Who `dat?: Identity resolution in large email collections
Doug Oard (CSIRO ICT Centre)
CSIRO ICTDATE: 2010-04-19
TIME: 14:00:00 - 15:00:00
LOCATION: CSIT Seminar Room, N101
CONTACT: JavaScript must be enabled to display this email address.
ABSTRACT:
Automated techniques that can support the human activities of search and sense-making in large email collections are of increasing importance for a broad range of uses, including historical scholarship, law enforcement and intelligence applications, and lawyers involved in "e- discovery" incident to civil litigation. In this talk, I'll briefly describe some of the work to date on searching large email collections, and then for most of the talk I will focus on the more challenging task of support for sense-making. Specifically, I'll describe joint work with Tamer Elsayed to automatically resolve the identity of people who are mentioned ambiguously (e.g., just by first name) in a collection of email from a failed corporation (Enron).
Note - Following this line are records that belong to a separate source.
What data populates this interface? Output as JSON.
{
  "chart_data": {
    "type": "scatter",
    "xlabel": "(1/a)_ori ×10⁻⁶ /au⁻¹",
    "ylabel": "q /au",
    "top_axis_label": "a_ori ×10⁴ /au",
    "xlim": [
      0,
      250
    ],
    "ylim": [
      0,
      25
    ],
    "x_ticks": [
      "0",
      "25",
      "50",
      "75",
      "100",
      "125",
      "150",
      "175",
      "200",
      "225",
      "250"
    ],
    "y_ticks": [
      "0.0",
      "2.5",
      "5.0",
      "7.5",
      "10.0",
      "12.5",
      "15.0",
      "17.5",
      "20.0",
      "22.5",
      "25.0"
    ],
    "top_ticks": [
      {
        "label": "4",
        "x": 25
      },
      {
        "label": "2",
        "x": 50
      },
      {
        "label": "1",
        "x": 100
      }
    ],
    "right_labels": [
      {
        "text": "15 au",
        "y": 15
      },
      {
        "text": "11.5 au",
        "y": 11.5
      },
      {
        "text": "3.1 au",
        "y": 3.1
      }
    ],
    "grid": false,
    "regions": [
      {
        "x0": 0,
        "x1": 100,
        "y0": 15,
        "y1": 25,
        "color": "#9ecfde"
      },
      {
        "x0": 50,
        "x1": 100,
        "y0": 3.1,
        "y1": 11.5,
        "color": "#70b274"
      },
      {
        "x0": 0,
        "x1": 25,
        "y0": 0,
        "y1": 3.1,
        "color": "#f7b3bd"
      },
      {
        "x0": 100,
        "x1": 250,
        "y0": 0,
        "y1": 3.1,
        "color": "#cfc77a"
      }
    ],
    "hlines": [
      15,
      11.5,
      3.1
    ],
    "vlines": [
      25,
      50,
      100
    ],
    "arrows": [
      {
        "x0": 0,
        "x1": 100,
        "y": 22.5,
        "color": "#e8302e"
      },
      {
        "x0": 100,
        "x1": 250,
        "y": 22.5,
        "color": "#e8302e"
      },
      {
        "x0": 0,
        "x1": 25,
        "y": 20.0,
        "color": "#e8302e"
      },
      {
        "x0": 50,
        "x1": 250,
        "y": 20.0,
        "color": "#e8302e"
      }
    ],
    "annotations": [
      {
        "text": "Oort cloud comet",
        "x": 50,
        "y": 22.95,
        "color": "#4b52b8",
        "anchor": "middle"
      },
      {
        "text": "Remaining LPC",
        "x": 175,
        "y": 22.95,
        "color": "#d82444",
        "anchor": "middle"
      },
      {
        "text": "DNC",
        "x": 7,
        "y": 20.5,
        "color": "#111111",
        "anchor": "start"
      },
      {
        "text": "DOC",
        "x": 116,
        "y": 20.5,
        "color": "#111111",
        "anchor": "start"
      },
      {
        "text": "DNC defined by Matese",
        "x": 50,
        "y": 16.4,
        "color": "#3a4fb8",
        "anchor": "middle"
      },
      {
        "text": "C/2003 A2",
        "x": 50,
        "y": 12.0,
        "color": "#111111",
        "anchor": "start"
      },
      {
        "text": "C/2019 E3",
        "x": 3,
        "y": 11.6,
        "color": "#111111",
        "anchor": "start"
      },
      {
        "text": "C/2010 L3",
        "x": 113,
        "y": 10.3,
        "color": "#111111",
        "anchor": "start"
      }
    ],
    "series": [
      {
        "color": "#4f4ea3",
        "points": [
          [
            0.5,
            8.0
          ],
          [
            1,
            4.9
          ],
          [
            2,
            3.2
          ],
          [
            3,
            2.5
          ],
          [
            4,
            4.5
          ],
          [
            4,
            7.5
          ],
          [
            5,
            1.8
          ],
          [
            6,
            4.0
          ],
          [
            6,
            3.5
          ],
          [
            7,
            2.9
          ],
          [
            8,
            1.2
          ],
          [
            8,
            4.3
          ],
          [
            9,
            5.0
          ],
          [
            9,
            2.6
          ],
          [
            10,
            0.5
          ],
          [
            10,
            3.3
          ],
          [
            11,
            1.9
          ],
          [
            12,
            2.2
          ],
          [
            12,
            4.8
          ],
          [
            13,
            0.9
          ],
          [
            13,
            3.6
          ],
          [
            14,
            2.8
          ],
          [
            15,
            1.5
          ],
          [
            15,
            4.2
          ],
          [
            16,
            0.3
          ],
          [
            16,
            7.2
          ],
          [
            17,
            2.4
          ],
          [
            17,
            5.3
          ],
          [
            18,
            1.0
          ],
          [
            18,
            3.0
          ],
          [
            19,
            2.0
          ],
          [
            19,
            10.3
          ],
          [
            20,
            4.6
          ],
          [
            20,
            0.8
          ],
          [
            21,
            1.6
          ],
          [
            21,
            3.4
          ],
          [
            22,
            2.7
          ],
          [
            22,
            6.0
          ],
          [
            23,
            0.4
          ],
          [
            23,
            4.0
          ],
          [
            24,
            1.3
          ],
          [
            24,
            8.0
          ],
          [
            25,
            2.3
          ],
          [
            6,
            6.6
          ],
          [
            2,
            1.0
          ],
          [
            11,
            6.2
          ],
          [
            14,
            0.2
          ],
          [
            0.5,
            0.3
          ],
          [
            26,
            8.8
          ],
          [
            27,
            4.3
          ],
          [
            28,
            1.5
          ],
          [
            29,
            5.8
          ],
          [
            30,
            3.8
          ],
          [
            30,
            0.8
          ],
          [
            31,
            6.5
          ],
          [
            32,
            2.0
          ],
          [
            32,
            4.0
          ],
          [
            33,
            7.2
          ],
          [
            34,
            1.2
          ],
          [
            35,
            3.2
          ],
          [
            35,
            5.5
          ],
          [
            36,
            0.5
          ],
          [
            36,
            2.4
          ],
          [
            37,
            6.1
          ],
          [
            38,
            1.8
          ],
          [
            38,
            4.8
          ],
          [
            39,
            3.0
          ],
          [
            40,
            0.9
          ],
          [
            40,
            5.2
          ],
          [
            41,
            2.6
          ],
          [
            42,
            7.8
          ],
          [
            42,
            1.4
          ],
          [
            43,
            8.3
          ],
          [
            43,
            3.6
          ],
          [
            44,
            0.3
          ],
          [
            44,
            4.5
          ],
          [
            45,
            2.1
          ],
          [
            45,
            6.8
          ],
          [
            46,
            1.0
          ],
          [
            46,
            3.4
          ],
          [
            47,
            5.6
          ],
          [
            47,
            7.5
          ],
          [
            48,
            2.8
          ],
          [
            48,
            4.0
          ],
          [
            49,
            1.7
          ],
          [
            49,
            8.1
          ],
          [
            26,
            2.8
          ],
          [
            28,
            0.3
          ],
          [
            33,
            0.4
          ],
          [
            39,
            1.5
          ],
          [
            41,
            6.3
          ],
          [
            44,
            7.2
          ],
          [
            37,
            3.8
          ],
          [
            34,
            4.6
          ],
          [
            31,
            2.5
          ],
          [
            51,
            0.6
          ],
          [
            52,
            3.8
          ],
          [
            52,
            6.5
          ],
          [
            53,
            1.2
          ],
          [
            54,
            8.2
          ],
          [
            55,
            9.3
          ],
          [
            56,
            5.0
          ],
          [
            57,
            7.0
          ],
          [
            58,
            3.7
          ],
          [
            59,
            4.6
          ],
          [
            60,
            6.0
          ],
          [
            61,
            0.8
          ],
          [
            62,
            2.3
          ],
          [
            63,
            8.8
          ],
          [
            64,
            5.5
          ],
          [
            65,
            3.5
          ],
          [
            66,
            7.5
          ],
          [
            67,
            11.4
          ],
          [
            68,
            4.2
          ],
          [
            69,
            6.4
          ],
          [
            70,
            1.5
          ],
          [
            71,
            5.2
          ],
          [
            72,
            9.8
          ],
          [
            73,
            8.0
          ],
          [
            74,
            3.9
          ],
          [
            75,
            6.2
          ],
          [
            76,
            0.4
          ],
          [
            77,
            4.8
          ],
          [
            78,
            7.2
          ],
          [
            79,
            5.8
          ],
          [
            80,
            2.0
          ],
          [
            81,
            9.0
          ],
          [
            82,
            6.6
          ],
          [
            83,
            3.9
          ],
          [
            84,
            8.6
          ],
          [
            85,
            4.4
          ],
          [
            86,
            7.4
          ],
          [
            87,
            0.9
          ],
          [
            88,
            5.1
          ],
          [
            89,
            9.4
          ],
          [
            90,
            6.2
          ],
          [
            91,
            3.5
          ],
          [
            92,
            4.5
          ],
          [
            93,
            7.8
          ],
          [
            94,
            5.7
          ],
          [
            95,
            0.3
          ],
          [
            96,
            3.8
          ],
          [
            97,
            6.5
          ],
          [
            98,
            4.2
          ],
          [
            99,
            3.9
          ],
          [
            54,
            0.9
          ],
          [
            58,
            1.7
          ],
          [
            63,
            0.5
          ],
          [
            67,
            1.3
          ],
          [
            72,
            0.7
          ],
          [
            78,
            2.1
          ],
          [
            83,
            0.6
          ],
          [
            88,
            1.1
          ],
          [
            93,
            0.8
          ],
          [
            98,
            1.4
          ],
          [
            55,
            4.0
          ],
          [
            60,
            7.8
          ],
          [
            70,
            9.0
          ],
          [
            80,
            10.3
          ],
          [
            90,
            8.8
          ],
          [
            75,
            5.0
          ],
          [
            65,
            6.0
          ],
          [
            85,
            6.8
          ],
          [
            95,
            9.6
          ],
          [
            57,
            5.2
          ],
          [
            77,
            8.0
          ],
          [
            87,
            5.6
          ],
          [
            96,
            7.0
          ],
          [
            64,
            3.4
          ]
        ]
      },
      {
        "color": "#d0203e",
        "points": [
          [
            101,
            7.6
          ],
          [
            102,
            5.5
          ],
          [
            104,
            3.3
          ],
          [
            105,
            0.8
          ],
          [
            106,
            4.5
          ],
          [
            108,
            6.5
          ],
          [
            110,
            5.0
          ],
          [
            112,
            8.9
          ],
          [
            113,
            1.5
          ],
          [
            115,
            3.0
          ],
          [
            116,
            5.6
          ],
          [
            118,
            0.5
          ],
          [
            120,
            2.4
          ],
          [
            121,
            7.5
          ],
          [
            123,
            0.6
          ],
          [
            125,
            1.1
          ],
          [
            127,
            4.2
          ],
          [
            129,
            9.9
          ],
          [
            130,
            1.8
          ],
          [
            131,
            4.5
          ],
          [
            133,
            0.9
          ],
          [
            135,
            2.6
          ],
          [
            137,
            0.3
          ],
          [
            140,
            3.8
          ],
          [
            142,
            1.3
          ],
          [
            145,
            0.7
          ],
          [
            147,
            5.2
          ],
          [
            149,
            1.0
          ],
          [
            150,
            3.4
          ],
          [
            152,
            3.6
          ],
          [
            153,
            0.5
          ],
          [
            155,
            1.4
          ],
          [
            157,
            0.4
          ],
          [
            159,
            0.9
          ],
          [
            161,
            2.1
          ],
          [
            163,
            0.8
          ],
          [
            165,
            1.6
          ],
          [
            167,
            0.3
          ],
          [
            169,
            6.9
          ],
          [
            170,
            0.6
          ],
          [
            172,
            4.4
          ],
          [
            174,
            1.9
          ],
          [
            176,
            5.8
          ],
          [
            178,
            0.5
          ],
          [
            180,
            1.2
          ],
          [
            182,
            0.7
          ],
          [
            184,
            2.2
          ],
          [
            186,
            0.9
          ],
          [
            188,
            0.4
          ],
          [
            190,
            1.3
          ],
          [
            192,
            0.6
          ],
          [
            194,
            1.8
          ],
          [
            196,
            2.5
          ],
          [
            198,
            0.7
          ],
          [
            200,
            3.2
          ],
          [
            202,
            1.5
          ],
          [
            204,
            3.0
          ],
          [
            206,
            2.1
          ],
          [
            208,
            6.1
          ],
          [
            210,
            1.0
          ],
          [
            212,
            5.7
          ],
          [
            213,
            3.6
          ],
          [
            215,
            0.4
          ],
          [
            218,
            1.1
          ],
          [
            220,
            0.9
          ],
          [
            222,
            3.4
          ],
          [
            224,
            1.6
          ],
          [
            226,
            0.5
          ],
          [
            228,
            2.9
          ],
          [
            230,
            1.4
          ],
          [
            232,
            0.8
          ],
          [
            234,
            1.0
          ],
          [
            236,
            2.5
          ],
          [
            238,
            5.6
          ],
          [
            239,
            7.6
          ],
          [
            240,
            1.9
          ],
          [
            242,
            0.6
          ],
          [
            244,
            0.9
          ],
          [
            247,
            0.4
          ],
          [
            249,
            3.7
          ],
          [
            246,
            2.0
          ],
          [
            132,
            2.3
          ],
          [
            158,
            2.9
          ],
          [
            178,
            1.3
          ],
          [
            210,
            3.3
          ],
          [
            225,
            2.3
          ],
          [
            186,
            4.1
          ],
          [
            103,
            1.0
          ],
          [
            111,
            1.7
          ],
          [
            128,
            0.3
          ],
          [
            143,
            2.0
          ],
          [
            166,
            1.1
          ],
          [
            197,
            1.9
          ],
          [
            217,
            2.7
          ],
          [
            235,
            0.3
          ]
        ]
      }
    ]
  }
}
Our results indicate that for people who are well represented in the collection we can use a generative model to guess the right identity about 80% of the time, and for others we are right about half the time. I'll conclude the talk with a few remarks on our next directions for techniques, evaluation, and additional types of collections to which similar ideas might be applied.
BIO:
I am an Associate Professor in the College of Information
Studies and the Institute for Advanced Computer Studies at
the University of Maryland, College Park. My research
interests include cross-language information retrieval,
speech retrieval, and information filtering.